Die Bank
…«
»Wir haben keine Minute … Du weißt doch, daß er jede Sekunde hier sein kann … und wir sitzen nur rum … Ich meine, was machen wir hier noch? Genausogut können wir den Sicherungsstift ziehen und warten, bis die Handgranate in unserer Hand explodiert.« Er wirbelt herum und wartet auf meinen wütenden Einspruch, aber zu seiner Überraschung antworte ich ihm nur mit Schweigen. »Was?« fragt er. »Was soll ich jetzt tun?«
»Wiederhol das!«
»Das mit der Handgranate?«
»Nein … das davor.«
Er denkt eine Sekunde nach. »Was wir hier noch tun?«
»Genau das meine ich«, sage ich. Meine Stirne klingt aufgeregt. »Wie lautet die Antwort darauf?«
»Ich verstehe nicht …«
»Was, bitte schön, machen wir noch hier?« frage ich, als ich aufstehe. »Shep hat uns in flagranti ertappt, als wir drei Millionen Dollar abgreifen wollten, aber hat er es Lapidus erzählt? Oder Quincy? Ruft er seine Kumpels vom Sicherheitsdienst? Nein, er geht weg und verschiebt das Plauderstündchen auf später.«
»Und?« Charlie zuckt mit den Schultern.
»Was ist die erste Regel im Polizeihandbuch?«
»Sich jedesmal, wenn man jemanden einsackt, als machtgeiler Affenarsch aufzuführen?«
»Es ist mir Ernst, Charlie. Es steht auf Seite eins des Regelwerks: Laß die Bösen nie entwischen. Wenn Shep den Braten gerochen hat, müßte er augenblicklich zu seinem Boß gehen.«
»Du greifst nach Strohhalmen. Vielleicht will er uns nur eine Chance geben, ihm die Sache zu erklären.«
»Oder vielleicht ist er …« Ich unterbreche mich mitten im Satz und hebe mißtrauisch meine Braue. »Wie gut kennst du diesen Kerl, Charlie?«
»Ach, nun komm aber …« Er verdreht die Augen. »Du hältst Shep für den Dieb?«
»Es ist vollkommen logisch, wenn du darüber nachdenkst. Woher sollte er sonst von dem ursprünglichen Duckworth-Fax wissen?«
»Er hat es dir doch gesagt, Sherlock … Er hat es hereinkommen sehen …«
»Charlie, hast du eine Ahnung, wieviel hundert Faxe hier täglich reinkommen? Falls Shep nicht den ganzen Tag damit zubringt, überall im ganzen Haus Faxen hinterherzujagen, hat er keine Chance, es ausfindig zu machen. Also entweder hat ihm jemand etwas gesteckt, bevor er hierherkam, oder aber auf irgendeine Art und Weise …«
»… wußte er, daß es ankommen würde«, beendet mein Bruder meinen Gedanken. Er versteift sich, als würde sein Blut gefrieren. »Glaubst du wirklich, daß er …?«
»Du kennst ihn kaum, hab ich recht?«
»Wir hängen bei der Arbeit ein bißchen herum.«
»Wir sollten machen, daß wir hier wegkommen«, sage ich. Ich stürme zur Tür.
»Jetzt sofort?«
»Je länger wir hier bleiben, desto wahrscheinlicher ist es, daß wir als Sündenböcke herhalten müssen …« Ich reiße die Tür auf und blicke hoch. Eine Gestalt steht da und schaut mich an.

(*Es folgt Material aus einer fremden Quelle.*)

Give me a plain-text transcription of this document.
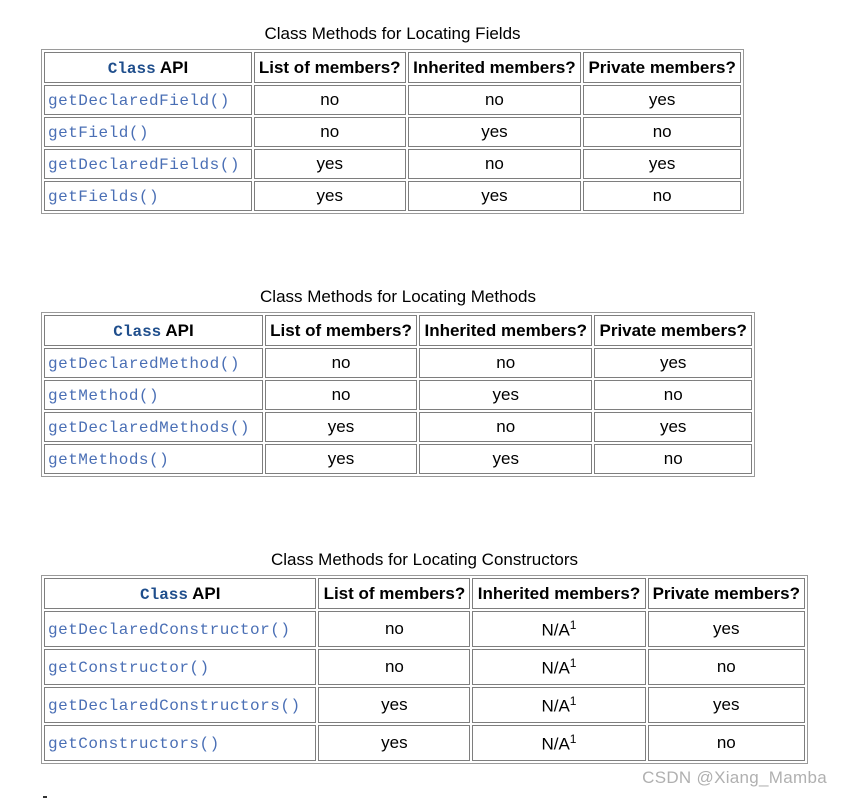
Class Methods for Locating Fields
Class API	List of members?	Inherited members?	Private members?
getDeclaredField()	no	no	yes
getField()	no	yes	no
getDeclaredFields()	yes	no	yes
getFields()	yes	yes	no
Class Methods for Locating Methods
Class API	List of members?	Inherited members?	Private members?
getDeclaredMethod()	no	no	yes
getMethod()	no	yes	no
getDeclaredMethods()	yes	no	yes
getMethods()	yes	yes	no
Class Methods for Locating Constructors
Class API	List of members?	Inherited members?	Private members?
getDeclaredConstructor()	no	$N/A^1$	yes
getConstructor()	no	$N/A^1$	no
getDeclaredConstructors()	yes	$N/A^1$	yes
getConstructors()	yes	$N/A^1$	no
CSDN @Xiang_Mamba
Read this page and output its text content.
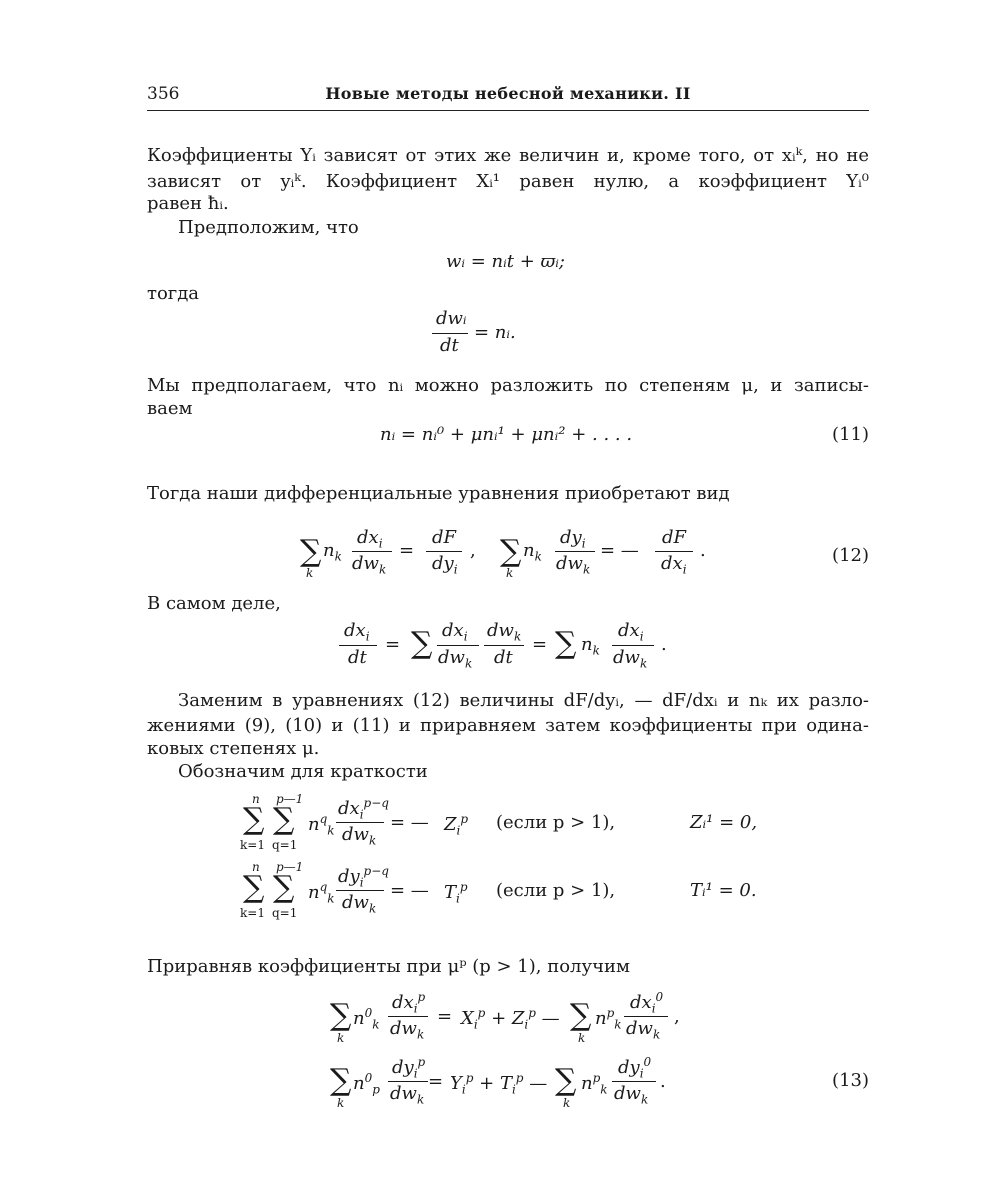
356	Новые методы небесной механики. II
Коэффициенты Yᵢ зависят от этих же величин и, кроме того, от xᵢᵏ, но не
зависят от yᵢᵏ. Коэффициент Xᵢ¹ равен нулю, а коэффициент Yᵢ⁰
равен ħᵢ.
Предположим, что
wᵢ = nᵢt + ϖᵢ;
тогда
dwᵢ
dt
= nᵢ.
Мы предполагаем, что nᵢ можно разложить по степеням μ, и записы-
ваем
nᵢ = nᵢ⁰ + μnᵢ¹ + μnᵢ² + . . . .	(11)
Тогда наши дифференциальные уравнения приобретают вид
∑
k
$n_k$
$dx_i$
$dw_k$
=
dF
$dy_i$
, ∑
k
$n_k$
$dy_i$
$dw_k$
= —
dF
$dx_i$
.	(12)
В самом деле,
$dx_i$
dt
= ∑ $dx_i$
$dw_k$
$dw_k$
dt
= ∑ $n_k$
$dx_i$
$dw_k$
.
Заменим в уравнениях (12) величины dF/dyᵢ, — dF/dxᵢ и nₖ их разло-
жениями (9), (10) и (11) и приравняем затем коэффициенты при одина-
ковых степенях μ.
Обозначим для краткости
n
∑
k=1
p—1
∑
q=1
$n^q_k$
$dx_i^{p-q}$
$dw_k$
= — $Z_i^p$ (если p > 1),	Zᵢ¹ = 0,
n
∑
k=1
p—1
∑
q=1
$n^q_k$
$dy_i^{p-q}$
$dw_k$
= — $T_i^p$ (если p > 1),	Tᵢ¹ = 0.
Приравняв коэффициенты при μᵖ (p > 1), получим
∑
k
$n^0_k$
$dx_i^p$
$dw_k$
= $X_i^p + Z_i^p$ — ∑
k
$n^p_k$
$dx_i^0$
$dw_k$
,
∑
k
$n^0_p$
$dy_i^p$
$dw_k$
= $Y_i^p + T_i^p$ — ∑
k
$n^p_k$
$dy_i^0$
$dw_k$
.	(13)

Shep schiebt sich vorwärts und zwingt mich zurückzuweichen. Sobald er im Zimmer ist, knallt er die Tür hinter sich ins Schloß. Er mustert Charlie und starrt dann mich an. Sein dicker Nacken schiebt seinen Kopf brutal nach vorn, aber es ist kein Angriff. Er taxiert uns. Zwischen uns herrscht ein Schweigen, wie es sich auch oft am Ende der ersten Verabredung einstellt: wenn Entscheidungen getroffen werden.
»Ich teile das Geld mit euch«, erklärt Shep schließlich.
6. Kapitel
»Wie bitte?« frage ich, als Charlie neben mich tritt.

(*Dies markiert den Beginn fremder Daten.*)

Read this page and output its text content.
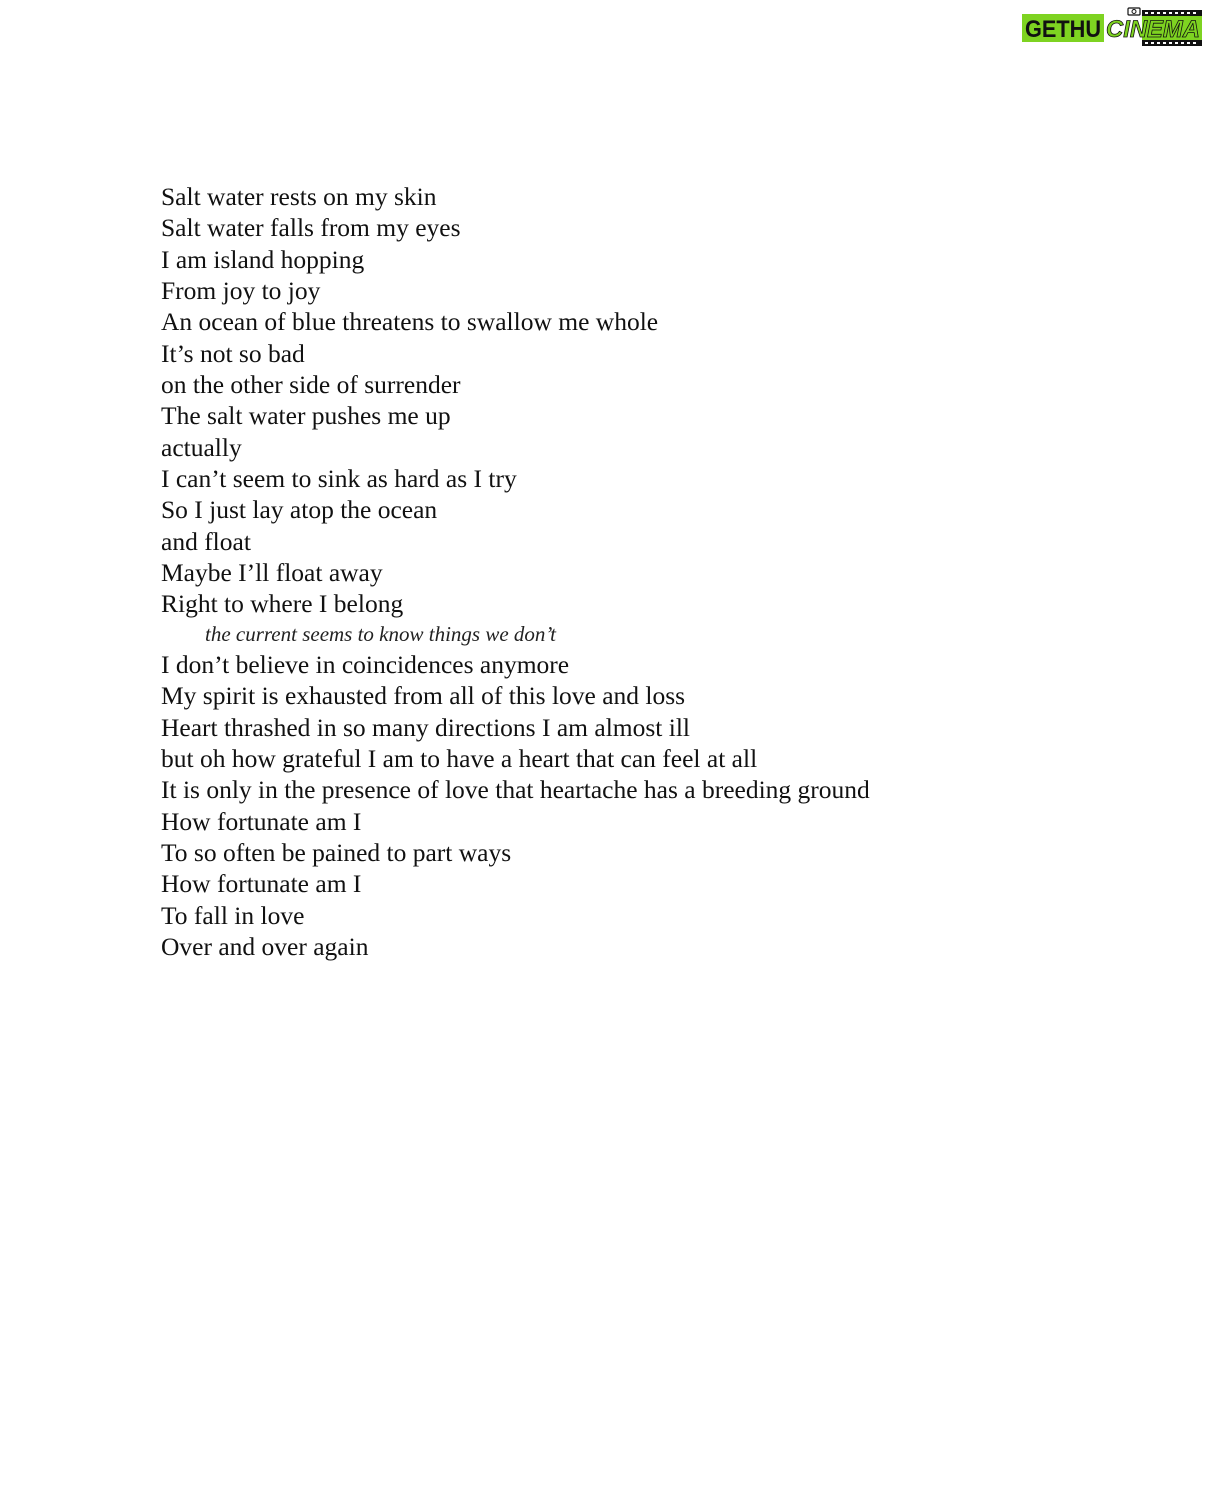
GETHU CINEMA
Salt water rests on my skin
Salt water falls from my eyes
I am island hopping
From joy to joy
An ocean of blue threatens to swallow me whole
It’s not so bad
on the other side of surrender
The salt water pushes me up
actually
I can’t seem to sink as hard as I try
So I just lay atop the ocean
and float
Maybe I’ll float away
Right to where I belong
the current seems to know things we don’t
I don’t believe in coincidences anymore
My spirit is exhausted from all of this love and loss
Heart thrashed in so many directions I am almost ill
but oh how grateful I am to have a heart that can feel at all
It is only in the presence of love that heartache has a breeding ground
How fortunate am I
To so often be pained to part ways
How fortunate am I
To fall in love
Over and over again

»Kein Witz«, fährt Shep fort. »Drei Anteile – das macht für jeden eine Million.«
»Du willst uns wohl auf den Arm nehmen!« bricht es aus Charlie heraus.
»Also haben Sie das erste Fax geschickt«, stelle ich fest.
Shep schweigt.
Charlie verstummt ebenfalls. Er zupft mit den Zähnen an seiner Unterlippe. Halb aus Unglauben und halb …
Die Miene meines Bruders hellt sich auf.
… aus purem Adrenalinausstoß.
»Dieser Tag hat gute Chancen, der beste in meinem Leben werden.« Charlie strahlt plötzlich. Er kann niemandem lange böse sein, selbst wenn man ihm ordentlich Ärger anhängt.
Ich wende mich an Shep. »Eben wollten Sie uns noch die Schuld in die Schuhe schieben, und jetzt erwarten Sie, daß wir Ihnen die Hand reichen und sagen: ›Hallo, Partner?‹«
»Hören Sie zu, Oliver, Sie können mir gern den Kopf abreißen, wenn Sie wollen. Aber wenn sie mich verpfeifen, sind Sie auch fällig.«
»Wollen Sie mir drohen?«
»Das hängt ganz davon ab, wie Sie sich entscheiden«, erwidert Shep.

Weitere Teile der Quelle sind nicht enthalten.